Nakahira Takuma, Gecko, San Francisco, Little Big Man, 2013

Nakahira Takuma, Gecko, San Francisco, Little Big Man, 2013

 

Captivé par les images


Le nom de Nakahira Takuma évoque avant toute chose le groupe Provoke – qui publie la revue du même nom entre 1968 et 1969 – et les images floues en noir et blanc représentatives de ce groupe devenu mythique2. L’œuvre de Nakahira ne se limite pas à la photographie monochrome et plusieurs de ses portfolios en couleur paraissent entre 1970 et 1977 dans les revues Asahi jânaru, Dezain et Asahi kamera3. En 1977, à la suite d’un grave coma, il se réveille avec d’importantes séquelles relatives à la mémoire et au langage. Sa pratique photographique s’en voit alors transformée : la couleur prend l’ascendant sur le noir et blanc, et il en vient à privilégier son environnement proche comme terrain de prise de vue.

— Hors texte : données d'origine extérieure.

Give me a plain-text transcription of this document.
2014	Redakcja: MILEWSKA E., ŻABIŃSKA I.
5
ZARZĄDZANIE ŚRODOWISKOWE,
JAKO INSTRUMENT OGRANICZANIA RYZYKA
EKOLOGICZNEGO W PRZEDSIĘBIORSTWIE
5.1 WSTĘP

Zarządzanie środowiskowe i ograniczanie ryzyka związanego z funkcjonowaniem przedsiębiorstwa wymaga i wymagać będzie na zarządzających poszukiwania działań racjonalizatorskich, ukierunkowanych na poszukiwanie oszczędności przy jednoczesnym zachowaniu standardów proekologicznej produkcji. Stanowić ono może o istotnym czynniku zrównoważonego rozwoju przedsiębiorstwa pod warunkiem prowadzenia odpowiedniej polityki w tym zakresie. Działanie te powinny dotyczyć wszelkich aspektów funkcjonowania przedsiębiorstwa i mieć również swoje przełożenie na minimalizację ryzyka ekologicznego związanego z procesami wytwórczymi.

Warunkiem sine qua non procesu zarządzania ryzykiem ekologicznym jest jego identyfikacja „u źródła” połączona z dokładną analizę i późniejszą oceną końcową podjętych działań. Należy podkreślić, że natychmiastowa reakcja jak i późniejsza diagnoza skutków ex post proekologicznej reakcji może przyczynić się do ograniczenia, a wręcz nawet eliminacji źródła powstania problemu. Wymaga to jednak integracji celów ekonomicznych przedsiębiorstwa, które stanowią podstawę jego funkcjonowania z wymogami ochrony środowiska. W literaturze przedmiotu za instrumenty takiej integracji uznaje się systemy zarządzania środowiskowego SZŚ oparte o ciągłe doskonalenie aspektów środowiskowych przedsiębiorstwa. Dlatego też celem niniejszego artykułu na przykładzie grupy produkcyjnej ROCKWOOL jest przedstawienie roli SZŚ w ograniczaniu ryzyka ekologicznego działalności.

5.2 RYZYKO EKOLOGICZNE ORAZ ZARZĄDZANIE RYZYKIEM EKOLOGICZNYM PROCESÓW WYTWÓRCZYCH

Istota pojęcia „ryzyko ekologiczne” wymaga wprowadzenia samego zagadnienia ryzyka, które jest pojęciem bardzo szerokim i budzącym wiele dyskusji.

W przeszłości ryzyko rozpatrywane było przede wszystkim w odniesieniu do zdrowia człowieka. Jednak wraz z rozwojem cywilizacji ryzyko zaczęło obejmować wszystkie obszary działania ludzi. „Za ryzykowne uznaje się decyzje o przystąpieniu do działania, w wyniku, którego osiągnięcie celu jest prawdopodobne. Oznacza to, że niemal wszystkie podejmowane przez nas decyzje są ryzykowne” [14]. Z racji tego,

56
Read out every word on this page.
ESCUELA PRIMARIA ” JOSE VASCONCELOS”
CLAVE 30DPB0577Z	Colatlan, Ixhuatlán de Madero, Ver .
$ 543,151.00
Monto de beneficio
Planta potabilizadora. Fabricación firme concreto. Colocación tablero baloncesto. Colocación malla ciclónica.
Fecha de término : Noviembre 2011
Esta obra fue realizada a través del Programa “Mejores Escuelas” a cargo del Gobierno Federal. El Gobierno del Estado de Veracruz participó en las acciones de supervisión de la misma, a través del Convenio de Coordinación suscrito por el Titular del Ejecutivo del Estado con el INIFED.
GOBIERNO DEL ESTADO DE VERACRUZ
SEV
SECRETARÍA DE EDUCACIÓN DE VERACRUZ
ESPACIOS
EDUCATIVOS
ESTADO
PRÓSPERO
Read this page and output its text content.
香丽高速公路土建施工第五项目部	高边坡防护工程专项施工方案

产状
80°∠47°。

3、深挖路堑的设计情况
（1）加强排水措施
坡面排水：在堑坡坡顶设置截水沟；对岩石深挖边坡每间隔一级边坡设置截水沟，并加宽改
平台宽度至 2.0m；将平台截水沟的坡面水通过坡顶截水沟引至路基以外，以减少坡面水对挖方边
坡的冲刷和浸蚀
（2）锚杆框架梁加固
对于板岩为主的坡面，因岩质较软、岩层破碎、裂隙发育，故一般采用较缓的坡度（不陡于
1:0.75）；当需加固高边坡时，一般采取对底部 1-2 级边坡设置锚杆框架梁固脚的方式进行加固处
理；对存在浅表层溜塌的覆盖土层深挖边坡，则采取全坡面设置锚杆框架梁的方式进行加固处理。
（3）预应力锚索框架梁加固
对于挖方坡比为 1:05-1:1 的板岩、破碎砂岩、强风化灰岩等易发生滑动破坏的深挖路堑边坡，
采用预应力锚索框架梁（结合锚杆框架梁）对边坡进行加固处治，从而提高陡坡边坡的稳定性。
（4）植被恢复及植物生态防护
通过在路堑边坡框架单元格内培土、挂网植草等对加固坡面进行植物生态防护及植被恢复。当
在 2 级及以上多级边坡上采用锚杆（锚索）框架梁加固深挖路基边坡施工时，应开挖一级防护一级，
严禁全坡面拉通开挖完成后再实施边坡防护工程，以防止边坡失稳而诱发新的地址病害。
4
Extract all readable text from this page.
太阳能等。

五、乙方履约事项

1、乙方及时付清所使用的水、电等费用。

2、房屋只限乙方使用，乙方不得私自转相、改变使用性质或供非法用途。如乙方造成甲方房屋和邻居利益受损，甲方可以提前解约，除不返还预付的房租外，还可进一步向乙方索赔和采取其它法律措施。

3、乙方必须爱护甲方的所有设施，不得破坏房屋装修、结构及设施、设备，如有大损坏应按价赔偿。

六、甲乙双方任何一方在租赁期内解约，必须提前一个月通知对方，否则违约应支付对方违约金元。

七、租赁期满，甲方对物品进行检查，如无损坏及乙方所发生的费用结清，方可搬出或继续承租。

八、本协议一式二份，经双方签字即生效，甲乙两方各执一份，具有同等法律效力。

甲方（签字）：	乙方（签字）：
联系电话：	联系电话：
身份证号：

Gecko rassemble des images prises par Nakahira entre 2004 et 2011 lors de ses promenades, au gré de ce qu’il rencontre. Le livre compile une galerie de motifs simples, aisément identifiables, qu’on peut classer selon quatre catégories : les figures humaines (souvent partielles, photographiées en train de dormir ou la tête baissée), les végétaux (camélia en fleurs, branches de pin), les animaux (chèvres, chats, lapins, carpes, tortues, canards, paons) et les objets qu’on pourrait qualifier de « décoratifs » (sculptures de pierre dans les parcs, statues en bois ou en céramique, stèles gravées). Le répertoire iconographique de Nakahira est réduit, tout comme l’angle de prise de vue des images. Le cadre est resserré sur ce qui est photographié, en gros plan, sans aucun élément extérieur venant interférer dans la lecture. La ligne d’horizon reste invisible, le ciel n’est que rarement présent, les objets ou les animaux photographiés occupent tout l’espace de la page.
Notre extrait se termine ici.